3D binding modes of drugs with the highest binding scores with crystal structure of NSP16-NSP10 complex from SARS-CoV-2 (pdb code: 6W4H). a Polymyxin B. b Chlorhexidine. c Dequalinium chloride. d Valsartan. e Rifampicin. f Bafilomycin A1

Our results while theoretically reveal unusual affinity of some of these therapeutic compounds against SARS-CoV-2 structural proteins and enzymes, further studied by in vitro and in vivo assays, are essential to examine possible effectiveness.

Conclusions

The COVID-19 pandemic has unified the universal efforts to explore the underlying mechanisms behind virus transmission, virulence, replication, and pathogenesis. Most research pipelines focused on the identification of drug able or vaccine able viral proteins; however, until now, still, no approved drugs were licensed. Current protocols employed for COVID-19 depend on previously designed drugs for closely related viruses or recently repurposed drugs such as chloroquine derivatives, azithromycin, and ivermectin.
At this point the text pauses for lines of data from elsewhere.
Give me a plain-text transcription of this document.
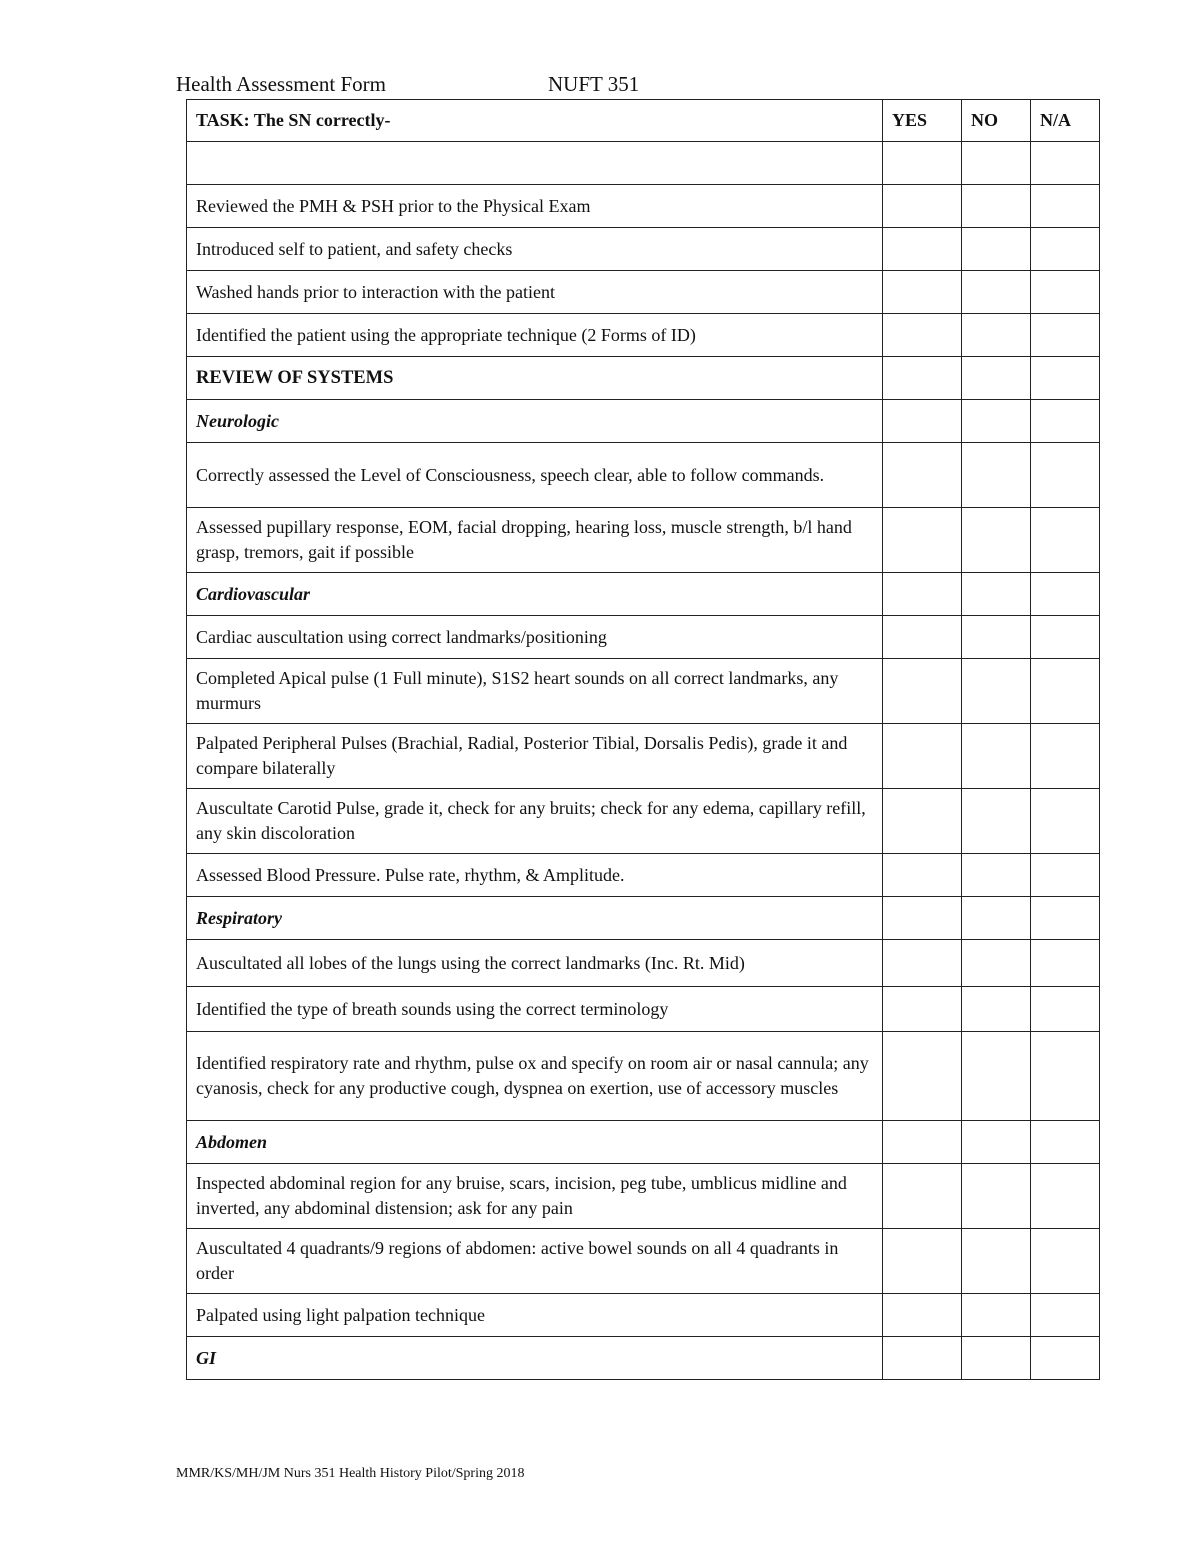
Health Assessment Form	NUFT 351
TASK: The SN correctly-	YES	NO	N/A

Reviewed the PMH & PSH prior to the Physical Exam			
Introduced self to patient, and safety checks			
Washed hands prior to interaction with the patient			
Identified the patient using the appropriate technique (2 Forms of ID)			
REVIEW OF SYSTEMS			
Neurologic			
Correctly assessed the Level of Consciousness, speech clear, able to follow commands.			
Assessed pupillary response, EOM, facial dropping, hearing loss, muscle strength, b/l hand grasp, tremors, gait if possible			
Cardiovascular			
Cardiac auscultation using correct landmarks/positioning			
Completed Apical pulse (1 Full minute), S1S2 heart sounds on all correct landmarks, any murmurs			
Palpated Peripheral Pulses (Brachial, Radial, Posterior Tibial, Dorsalis Pedis), grade it and compare bilaterally			
Auscultate Carotid Pulse, grade it, check for any bruits; check for any edema, capillary refill, any skin discoloration			
Assessed Blood Pressure. Pulse rate, rhythm, & Amplitude.			
Respiratory			
Auscultated all lobes of the lungs using the correct landmarks (Inc. Rt. Mid)			
Identified the type of breath sounds using the correct terminology			
Identified respiratory rate and rhythm, pulse ox and specify on room air or nasal cannula; any cyanosis, check for any productive cough, dyspnea on exertion, use of accessory muscles			
Abdomen			
Inspected abdominal region for any bruise, scars, incision, peg tube, umblicus midline and inverted, any abdominal distension; ask for any pain			
Auscultated 4 quadrants/9 regions of abdomen: active bowel sounds on all 4 quadrants in order			
Palpated using light palpation technique			
GI			
MMR/KS/MH/JM Nurs 351 Health History Pilot/Spring 2018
Following a similar approach, we performed virtual screening of a library of FDA-approved drugs; our study discriminated three promising macrocyclic antibiotics polymyxin B, bafilomycin A, and rifampicin that show promising and consistent in silico binding to more than one protein target of SARS-CoV-2, while other tested antimicrobials that belong to different categories like antituberculosis drugs or antiprotozoal drugs did not show comparable affinity against the same targets. Interestingly, the oral antiseptic chlorhexidine exhibits profound binding affinity to viral proteins especially those required for virus attachments, internalization, and maturation; taken together, our study suggests a protective role of oral antiseptics and mouth rinsing and gargles containing chlorhexidine against COVID-19; on the other hand, OTC drugs for heartburn like ranitidine and famotidine did not show interesting binding scores while being investigated for possible curative effect for COVID-19. Collectively, our findings, while virtual and require further in vitro and in vivo studies for validation, still provide a scientific basis for observational studies and population screening that reports a significant relationship between routine use of some of these tested medications and infection or prognosis of COVID-19.